Capítulo 10 Una atmósfera tensa
Juan miró a Esteban. No le tenía miedo, aunque fuera el hijo del alcalde.
—Mi problema no es contigo, Esteban. Este chico, Antonio, se burló de mí. Tú también lo viste, ¿verdad? —Juan escupió una gran flema al suelo—. ¿Sabes qué? Si el chico limpia el escupitajo del suelo, lo dejaré libre.
«¡Este desgraciado se robó a mi mujer, e intentó humillarme! ¡Maldita sea!». pensó Juan.
—¡Oye, eso es demasiado! —La cara de Esteban se ensombreció.
Antonio le puso una mano en el brazo para detenerlo.
—Gracias, Esteban, está bien. Solo tengo que limpiar el suelo, ¿no? —Antonio sonrió a Juan.
Se acercó a Juan y le pasó el brazo por encima de los hombros. Las acciones despreocupadas de Antonio helaron el corazón de Juan y se estremeció.
—¡Maldito seas, no me toques! Te ordené que limpiaras el suelo.
—No tengo un trozo de tela que pueda usar para limpiar el suelo, quizás pueda usar tu cara.
Antonio sujetó a Juan por la nuca y lo tiró al suelo mientras hablaba. Un crujido sonó en el momento en que la cara de Juan tocó el suelo. La multitud escuchó el sonido y puso una mueca de dolor. Sin embargo, Antonio no estaba preocupado en absoluto, sujetó a Juan como si fuera un paño y empezó a limpiar el suelo.
—Maldito ¡waaah!... —Juan abrió la boca para gritar.
Sintió que un globo tibio de algo se deslizaba por sus labios y bajaba por su garganta. Nadie sabe lo que se sentía tragar mucosidad expulsada. Antonio volvió a sujetar a Juan por el cuello.
—Oh, ¿ya está limpio? —preguntó con una sonrisa.

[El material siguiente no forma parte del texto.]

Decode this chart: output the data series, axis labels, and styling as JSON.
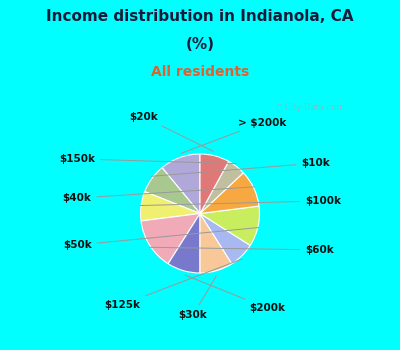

El rostro de Juan estaba pegajoso, y vetas negras adornaban su rostro. Su ira hirvió cuando vio las expresiones congeladas de sus guardaespaldas.
—¡Idiotas! Atrápenlo.
A su orden, sus guardaespaldas reaccionaron y se abalanzaron sobre Antonio. Sus posturas y puñetazos denotaban el vigoroso entrenamiento al que se habían sometido. Sin embargo, con la Visión Cornalina de Antonio, era como si se movieran a cámara lenta. Antonio soltó a Juan y se movió como un rayo, dirigiendo algunas patadas a su espalda. Algunos recibieron patadas en sus partes íntimas, y otros golpes en la cara. En menos de un minuto, los guardaespaldas se desplomaron.
—¡Mi trasero!
—¡Mi descendencia!
—¡Maldita sea! ¡Me duele la nariz!
...
Todos en la sala inhalaron de sorpresa cuando vieron al grupo de guardaespaldas tirado en el suelo.
«¡El hombre de Paulina es un gran luchador! ¿Quién es?».
Esteban y Pedro observaron al grupo de hombres llorando y se quedaron boquiabiertos. Juan tenía una expresión de horror en su rostro mientras se alejaba de Antonio poco a poco.
—¡¿Todavía tienes el valor de ensuciar mi salón?! Lo pagarás.
Cuando estuvo a cierta distancia de Antonio, Juan sacó su móvil e hizo una llamada.
—Tercer Maestro, aquí Juan. ¿Puede enviar algunos hombres aquí? Hay problemas en el Paraíso Higareda. Oh, ¿ya están en camino? Eso es genial...
Esteban y Pedro palidecieron al escuchar la conversación de Juan con el Tercer Maestro.
—¡Vamos, Antonio! No te metas con el Tercer Maestro.